本当に壊す訳にはいない。細工も出来ない。

完全に承諾したわけではない、などと言えないな。

対策を立てなければ・・・・

まだ、時間はある。5年後までにだ。


神様からの贈り物・・・ 一体どうやって、魔力検定の判定をごまかせるか考えなくては。

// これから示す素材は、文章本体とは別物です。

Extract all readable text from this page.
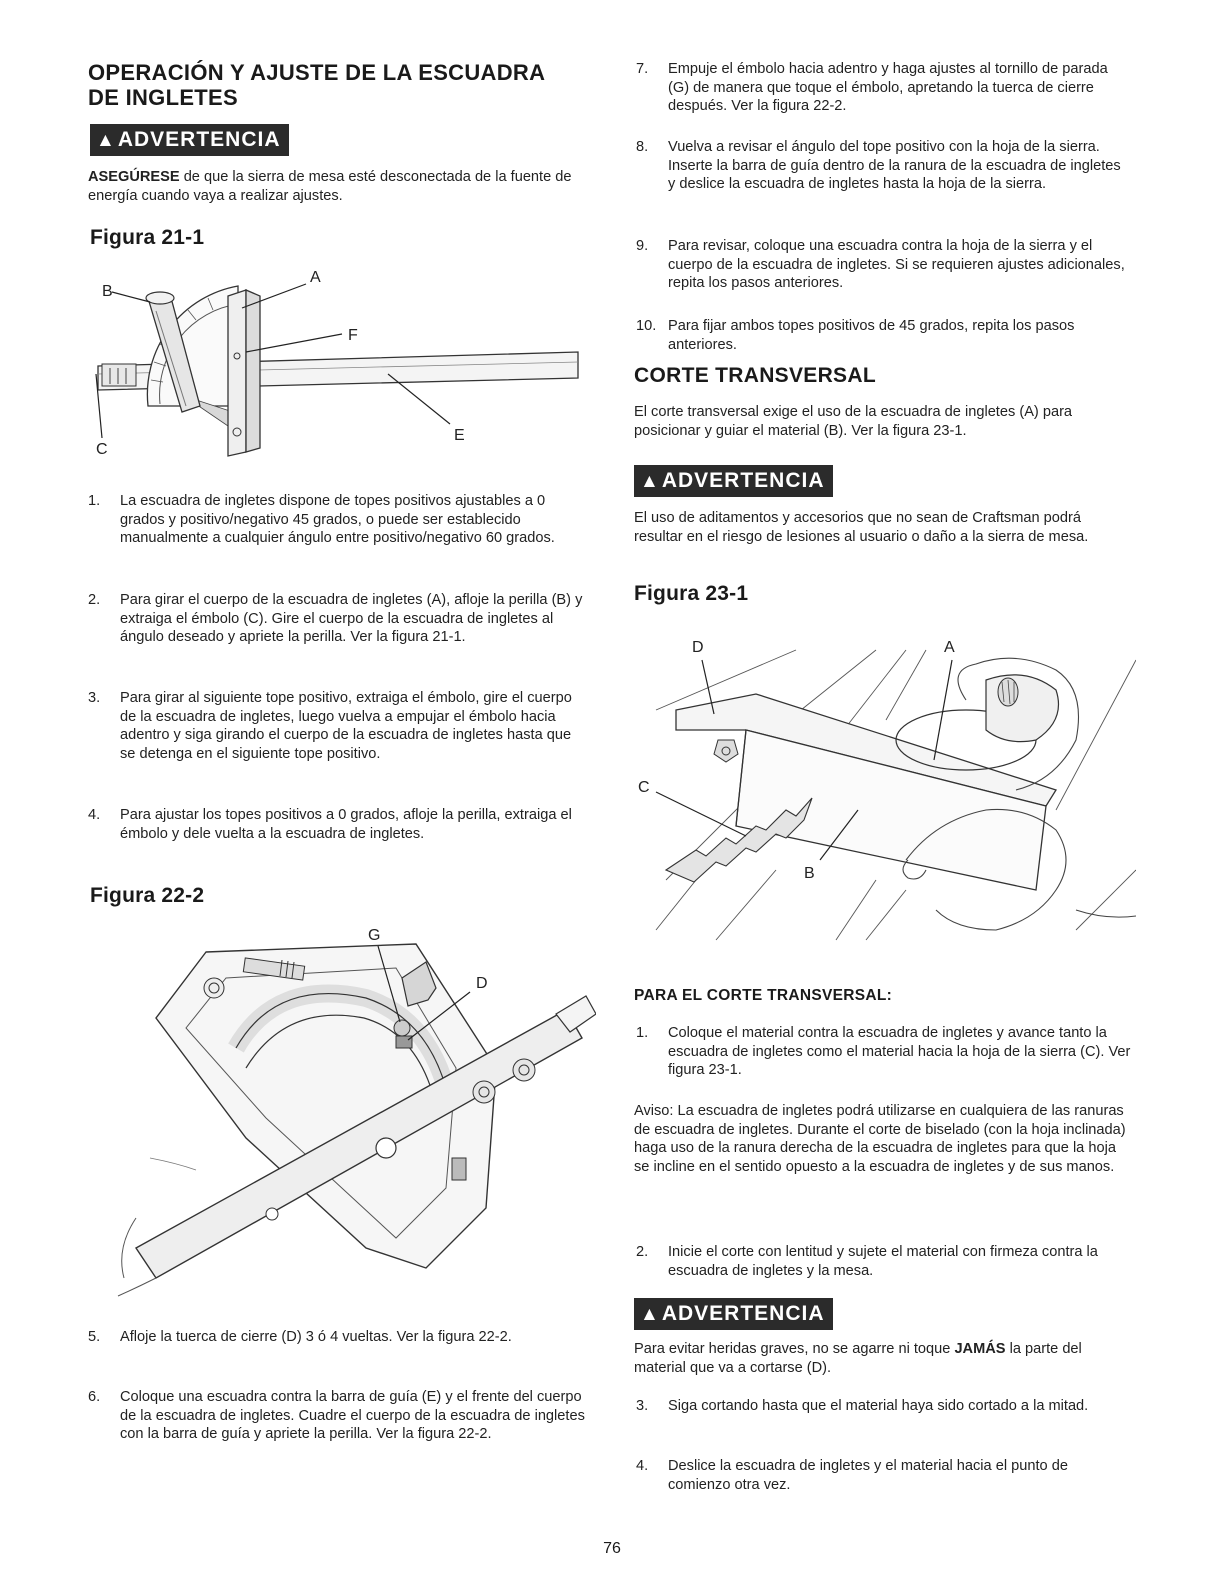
OPERACIÓN Y AJUSTE DE LA ESCUADRA
DE INGLETES
▲ADVERTENCIA
ASEGÚRESE de que la sierra de mesa esté desconectada de la fuente de energía cuando vaya a realizar ajustes.
Figura 21-1
B
A
F
E
C
1. La escuadra de ingletes dispone de topes positivos ajustables a 0 grados y positivo/negativo 45 grados, o puede ser establecido manualmente a cualquier ángulo entre positivo/negativo 60 grados.
2. Para girar el cuerpo de la escuadra de ingletes (A), afloje la perilla (B) y extraiga el émbolo (C). Gire el cuerpo de la escuadra de ingletes al ángulo deseado y apriete la perilla. Ver la figura 21-1.
3. Para girar al siguiente tope positivo, extraiga el émbolo, gire el cuerpo de la escuadra de ingletes, luego vuelva a empujar el émbolo hacia adentro y siga girando el cuerpo de la escuadra de ingletes hasta que se detenga en el siguiente tope positivo.
4. Para ajustar los topes positivos a 0 grados, afloje la perilla, extraiga el émbolo y dele vuelta a la escuadra de ingletes.
Figura 22-2
G
D
5. Afloje la tuerca de cierre (D) 3 ó 4 vueltas. Ver la figura 22-2.
6. Coloque una escuadra contra la barra de guía (E) y el frente del cuerpo de la escuadra de ingletes. Cuadre el cuerpo de la escuadra de ingletes con la barra de guía y apriete la perilla. Ver la figura 22-2.
7. Empuje el émbolo hacia adentro y haga ajustes al tornillo de parada (G) de manera que toque el émbolo, apretando la tuerca de cierre después. Ver la figura 22-2.
8. Vuelva a revisar el ángulo del tope positivo con la hoja de la sierra. Inserte la barra de guía dentro de la ranura de la escuadra de ingletes y deslice la escuadra de ingletes hasta la hoja de la sierra.
9. Para revisar, coloque una escuadra contra la hoja de la sierra y el cuerpo de la escuadra de ingletes. Si se requieren ajustes adicionales, repita los pasos anteriores.
10. Para fijar ambos topes positivos de 45 grados, repita los pasos anteriores.
CORTE TRANSVERSAL
El corte transversal exige el uso de la escuadra de ingletes (A) para posicionar y guiar el material (B). Ver la figura 23-1.
▲ADVERTENCIA
El uso de aditamentos y accesorios que no sean de Craftsman podrá resultar en el riesgo de lesiones al usuario o daño a la sierra de mesa.
Figura 23-1
D	A
C
B
PARA EL CORTE TRANSVERSAL:
1. Coloque el material contra la escuadra de ingletes y avance tanto la escuadra de ingletes como el material hacia la hoja de la sierra (C). Ver figura 23-1.
Aviso: La escuadra de ingletes podrá utilizarse en cualquiera de las ranuras de escuadra de ingletes. Durante el corte de biselado (con la hoja inclinada) haga uso de la ranura derecha de la escuadra de ingletes para que la hoja se incline en el sentido opuesto a la escuadra de ingletes y de sus manos.
2. Inicie el corte con lentitud y sujete el material con firmeza contra la escuadra de ingletes y la mesa.
▲ADVERTENCIA
Para evitar heridas graves, no se agarre ni toque JAMÁS la parte del material que va a cortarse (D).
3. Siga cortando hasta que el material haya sido cortado a la mitad.
4. Deslice la escuadra de ingletes y el material hacia el punto de comienzo otra vez.
76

まず、思いついたのが、身に着けている物を隠す事だ、調べれば、貴族だと言う事が直ぐに、ばれてしまうからだ、これは、僕が預かる事したから、多分大丈夫だろう。


次に、週に1日、僕と会わせると言う事だ。

それは、魔力量を調べる事。

そして、魔力検定の時に、魔力量を減らして、検定を受けさせる準備をすることだった。

魔力量の一時的な減少をさせる、小さい子供には、難しいだろう。地道な訓練もだが、環境に慣れ指す為にも、週に1日来る事を提案した。

神様の贈り物・・・ 好都合な言葉だった。


次に、本来の目的の識字率の向上だ。

折角、ケイトが来るのだから、子供たちを集めやすいから、ギルに提案した。

この村は、文字を書けない人が多い、その為に、僕は、文字を教える為、赴任させらた。

領主のバルフォアボール辺境伯の依頼ではあったが、アトウッドキャクストン国の中で、最低だった。

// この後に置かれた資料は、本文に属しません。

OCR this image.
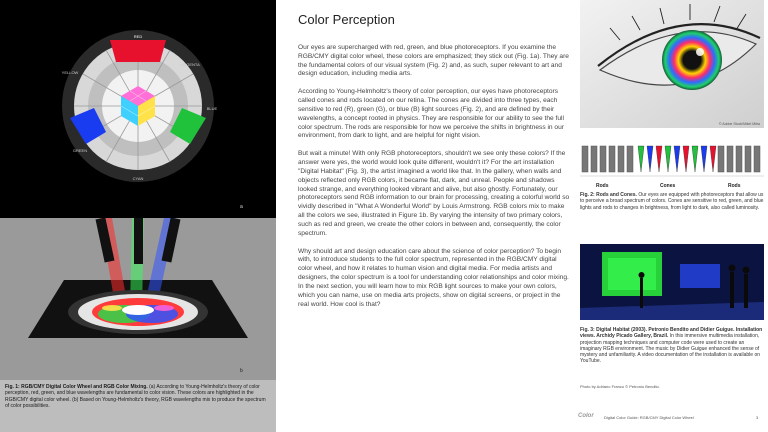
RED
MAGENTA
BLUE
CYAN
GREEN
YELLOW
a
b
Fig. 1: RGB/CMY Digital Color Wheel and RGB Color Mixing. (a) According to Young-Helmholtz's theory of color perception, red, green, and blue wavelengths are fundamental to color vision. These colors are highlighted in the RGB/CMY digital color wheel. (b) Based on Young-Helmholtz's theory, RGB wavelengths mix to produce the spectrum of color possibilities.
Color Perception

Our eyes are supercharged with red, green, and blue photoreceptors. If you examine the RGB/CMY digital color wheel, these colors are emphasized; they stick out (Fig. 1a). They are the fundamental colors of our visual system (Fig. 2) and, as such, super relevant to art and design education, including media arts.

According to Young-Helmholtz's theory of color perception, our eyes have photoreceptors called cones and rods located on our retina. The cones are divided into three types, each sensitive to red (R), green (G), or blue (B) light sources (Fig. 2), and are defined by their wavelengths, a concept rooted in physics. They are responsible for our ability to see the full color spectrum. The rods are responsible for how we perceive the shifts in brightness in our environment, from dark to light, and are helpful for night vision.

But wait a minute! With only RGB photoreceptors, shouldn't we see only these colors? If the answer were yes, the world would look quite different, wouldn't it? For the art installation "Digital Habitat" (Fig. 3), the artist imagined a world like that. In the gallery, when walls and objects reflected only RGB colors, it became flat, dark, and unreal. People and shadows looked strange, and everything looked vibrant and alive, but also ghostly. Fortunately, our photoreceptors send RGB information to our brain for processing, creating a colorful world so vividly described in "What A Wonderful World" by Louis Armstrong. RGB colors mix to make all the colors we see, illustrated in Figure 1b. By varying the intensity of two primary colors, such as red and green, we create the other colors in between and, consequently, the color spectrum.

Why should art and design education care about the science of color perception? To begin with, to introduce students to the full color spectrum, represented in the RGB/CMY digital color wheel, and how it relates to human vision and digital media. For media artists and designers, the color spectrum is a tool for understanding color relationships and color mixing. In the next section, you will learn how to mix RGB light sources to make your own colors, which you can name, use on media arts projects, show on digital screens, or project in the real world. How cool is that?

© Adobe Stock/Mikel Mitra
Rods	Cones	Rods
Fig. 2: Rods and Cones. Our eyes are equipped with photoreceptors that allow us to perceive a broad spectrum of colors. Cones are sensitive to red, green, and blue lights and rods to changes in brightness, from light to dark, also called luminosity.
Fig. 3: Digital Habitat (2003). Petronio Bendito and Didier Guigue. Installation views. Archidy Picado Gallery, Brazil. In this immersive multimedia installation, projection mapping techniques and computer code were used to create an imaginary RGB environment. The music by Didier Guigue enhanced the sense of mystery and unfamiliarity. A video documentation of the installation is available on YouTube.
Photo by Adriano Franco © Petronio Bendito.
Color	Digital Color Guide: RGB/CMY Digital Color Wheel	3
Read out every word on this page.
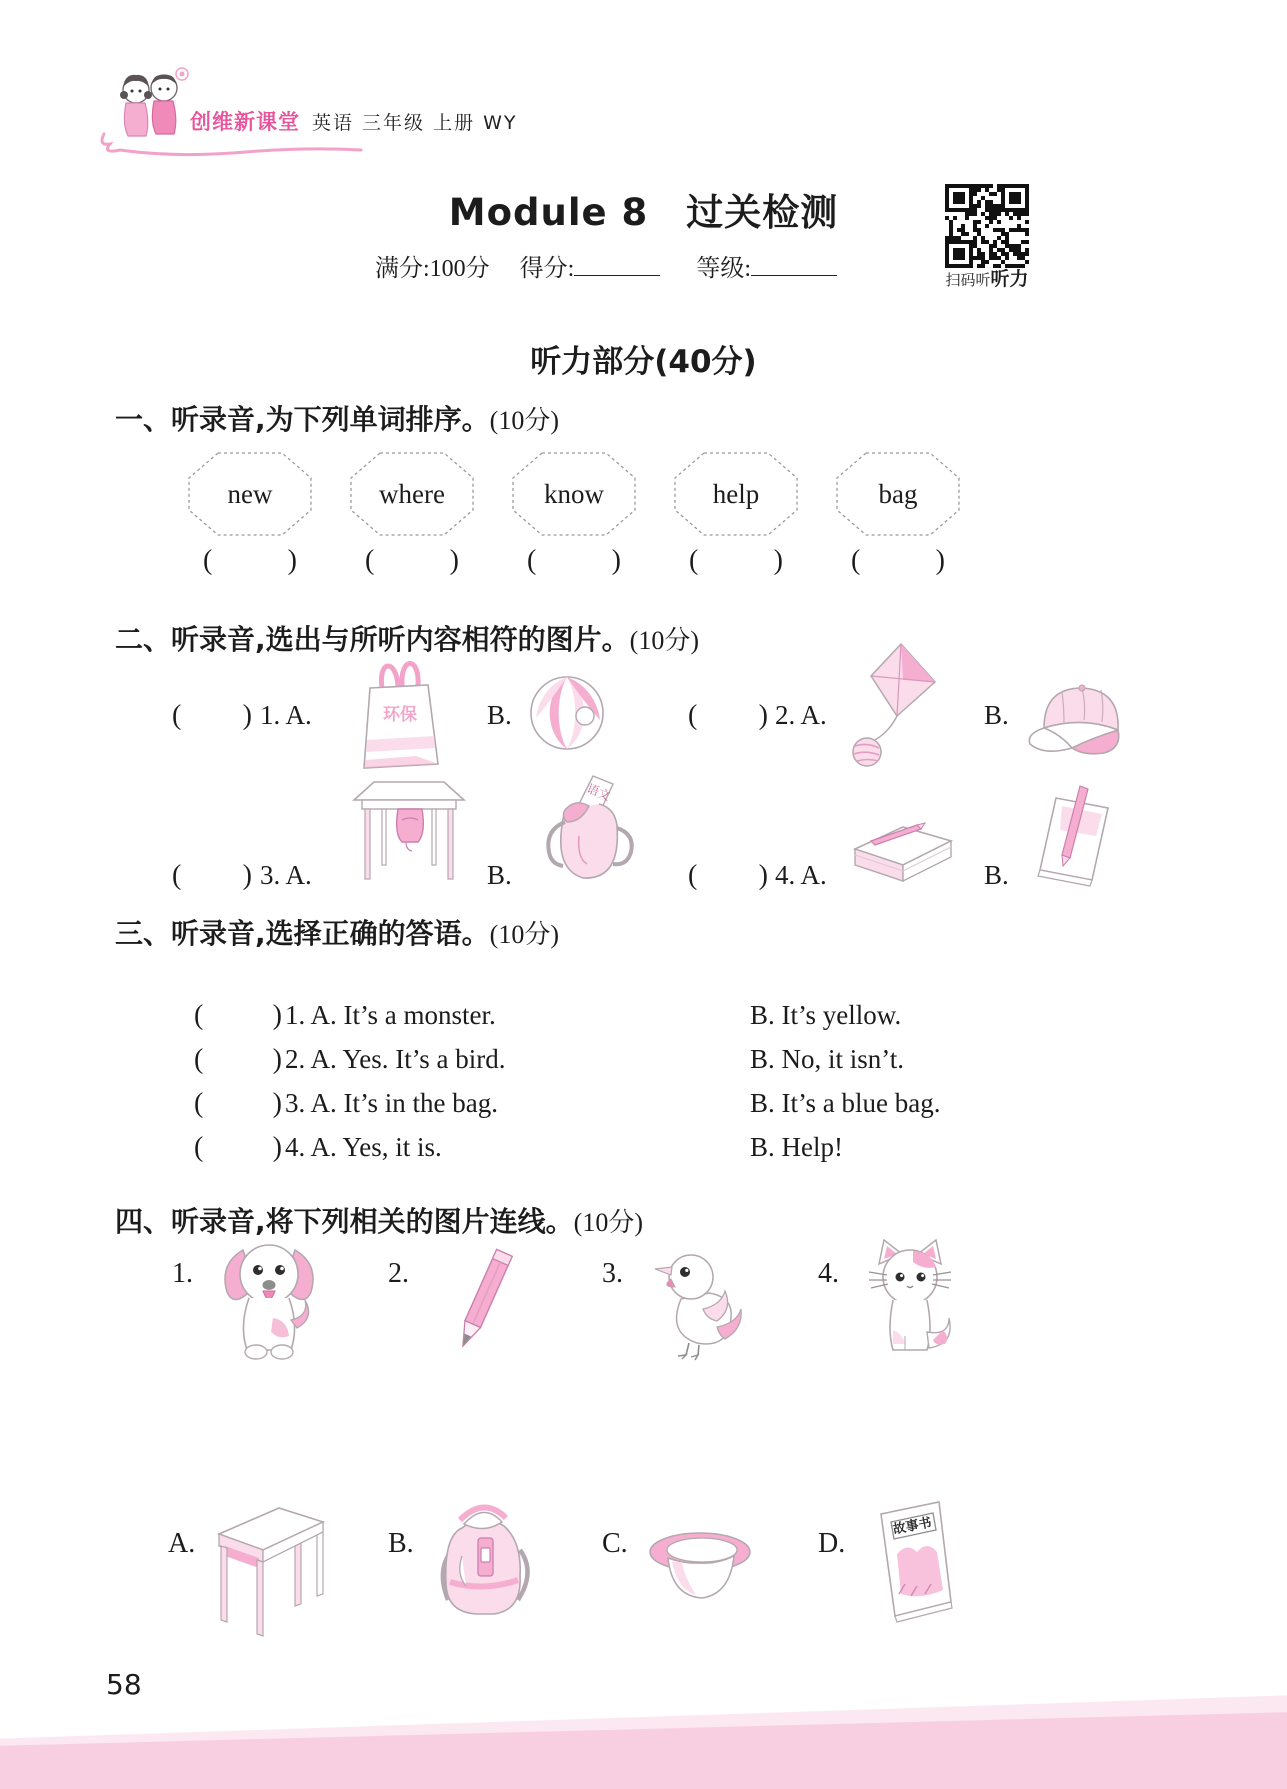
创维新课堂 英语 三年级 上册 WY
Module 8　过关检测
满分:100分 得分:	等级:	扫码听听力
听力部分(40分)
一、听录音,为下列单词排序。(10分)
new	where	know	help	bag
(	) (	) (	) (	) (	)
二、听录音,选出与所听内容相符的图片。(10分)
( ) 1. A.	环保	B.	( ) 2. A.	B.
( ) 3. A.	B.
语文
( ) 4. A.	B.
三、听录音,选择正确的答语。(10分)
( ) 1. A. It’s a monster.	B. It’s yellow.
( ) 2. A. Yes. It’s a bird.	B. No, it isn’t.
( ) 3. A. It’s in the bag.	B. It’s a blue bag.
( ) 4. A. Yes, it is.	B. Help!
四、听录音,将下列相关的图片连线。(10分)
1.	2.	3.	4.
A.	B.	C.	D.
故事书
58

アトウッドキャクストン国の人々は、文字を書ける事が普通だ。

なのに、この村だけは、文字を書ける人が異常に少ない。

その事に気付いた、辺境伯が、教会に依頼してきた。

本来なら、他の神父が赴任するはずだったが、辺境伯であるアイザックが、僕が、神父として教会に居たことで、僕に頼みたいと言ってきたからだ。

辺境伯のアイザックとは魔法学園の仲間だった。

学生の頃を懐かしく思い、つい、承諾してしまった。


運命?

僕が赴任していなければ、ケイトの魔力判定の魔力なしは無理だったろう。

其れこそ、水晶の秘密は、教会でも一部の人間しか知らない事だし、魔力を持っている神父などは数少ない。

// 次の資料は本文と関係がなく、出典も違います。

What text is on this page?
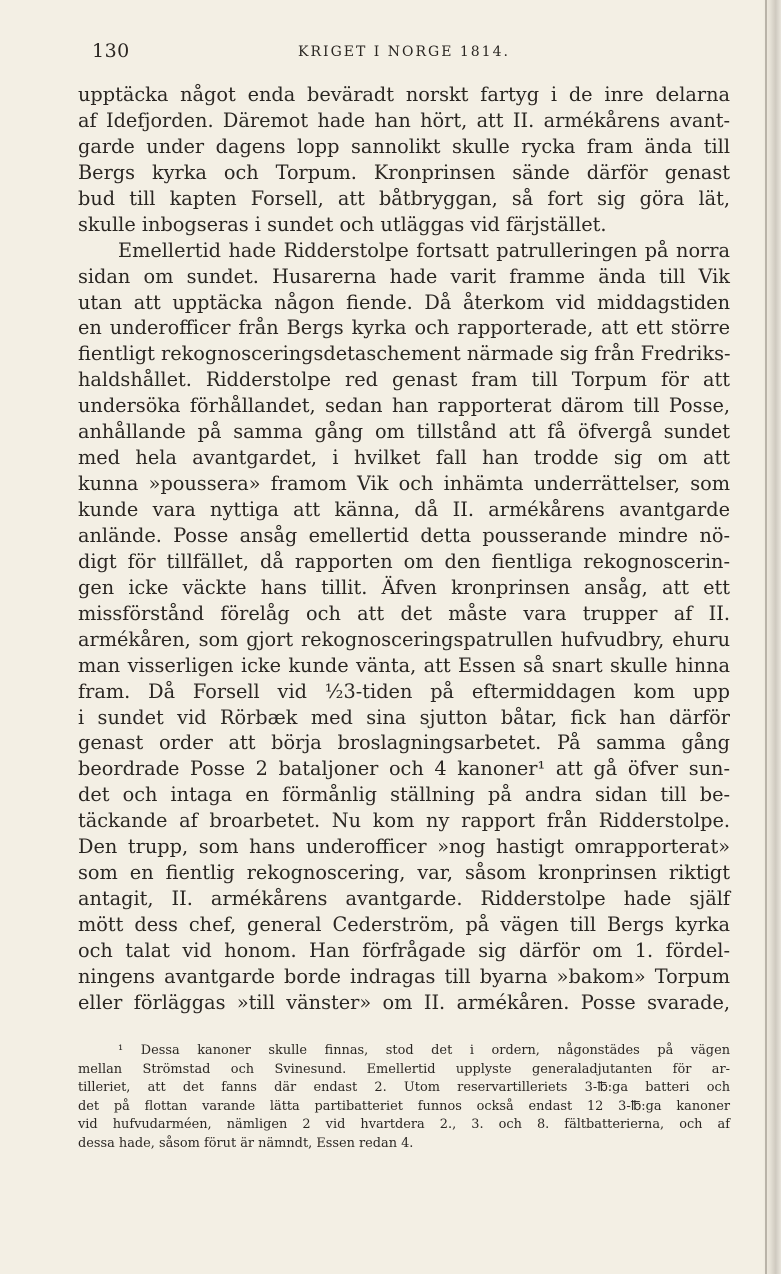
130	KRIGET I NORGE 1814.
upptäcka något enda beväradt norskt fartyg i de inre delarna
af Idefjorden. Däremot hade han hört, att II. armékårens avant-
garde under dagens lopp sannolikt skulle rycka fram ända till
Bergs kyrka och Torpum. Kronprinsen sände därför genast
bud till kapten Forsell, att båtbryggan, så fort sig göra lät,
skulle inbogseras i sundet och utläggas vid färjstället.
Emellertid hade Ridderstolpe fortsatt patrulleringen på norra
sidan om sundet. Husarerna hade varit framme ända till Vik
utan att upptäcka någon fiende. Då återkom vid middagstiden
en underofficer från Bergs kyrka och rapporterade, att ett större
fientligt rekognosceringsdetaschement närmade sig från Fredriks-
haldshållet. Ridderstolpe red genast fram till Torpum för att
undersöka förhållandet, sedan han rapporterat därom till Posse,
anhållande på samma gång om tillstånd att få öfvergå sundet
med hela avantgardet, i hvilket fall han trodde sig om att
kunna »poussera» framom Vik och inhämta underrättelser, som
kunde vara nyttiga att känna, då II. armékårens avantgarde
anlände. Posse ansåg emellertid detta pousserande mindre nö-
digt för tillfället, då rapporten om den fientliga rekognoscerin-
gen icke väckte hans tillit. Äfven kronprinsen ansåg, att ett
missförstånd förelåg och att det måste vara trupper af II.
armékåren, som gjort rekognosceringspatrullen hufvudbry, ehuru
man visserligen icke kunde vänta, att Essen så snart skulle hinna
fram. Då Forsell vid ½3-tiden på eftermiddagen kom upp
i sundet vid Rörbæk med sina sjutton båtar, fick han därför
genast order att börja broslagningsarbetet. På samma gång
beordrade Posse 2 bataljoner och 4 kanoner¹ att gå öfver sun-
det och intaga en förmånlig ställning på andra sidan till be-
täckande af broarbetet. Nu kom ny rapport från Ridderstolpe.
Den trupp, som hans underofficer »nog hastigt omrapporterat»
som en fientlig rekognoscering, var, såsom kronprinsen riktigt
antagit, II. armékårens avantgarde. Ridderstolpe hade själf
mött dess chef, general Cederström, på vägen till Bergs kyrka
och talat vid honom. Han förfrågade sig därför om 1. fördel-
ningens avantgarde borde indragas till byarna »bakom» Torpum
eller förläggas »till vänster» om II. armékåren. Posse svarade,
¹ Dessa kanoner skulle finnas, stod det i ordern, någonstädes på vägen
mellan Strömstad och Svinesund. Emellertid upplyste generaladjutanten för ar-
tilleriet, att det fanns där endast 2. Utom reservartilleriets 3-℔:ga batteri och
det på flottan varande lätta partibatteriet funnos också endast 12 3-℔:ga kanoner
vid hufvudarméen, nämligen 2 vid hvartdera 2., 3. och 8. fältbatterierna, och af
dessa hade, såsom förut är nämndt, Essen redan 4.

ケイトの魔力判定までは、確実にここに居なくてはいけなくなったな。


それに、バードとレスの気持ちを考えると、魔力検定で、魔力なしの判定が出ればよいのだが、もし、ケイトが魔力検定で魔力ありの判定の時は、魔法学園に行く事になるだろう。

文字も覚えて、ある程度の魔法が使える様にしておけば、ケイトも、学園に入っても、苦労はしないだろう。


一瞬、不安が過った。

ケイトの魔力次第では、隠し切れないかもしれない。

その時、どのようにすれば良いのかも、考えておかなければならない。

貴族・・・ 面倒だ。

バードとレスの様に平民で、暮らせるのが、良いだろう。


辺境伯のアイザックには、一応は、黙っておこう。

教会にアイザックが来ない事を祈ろう。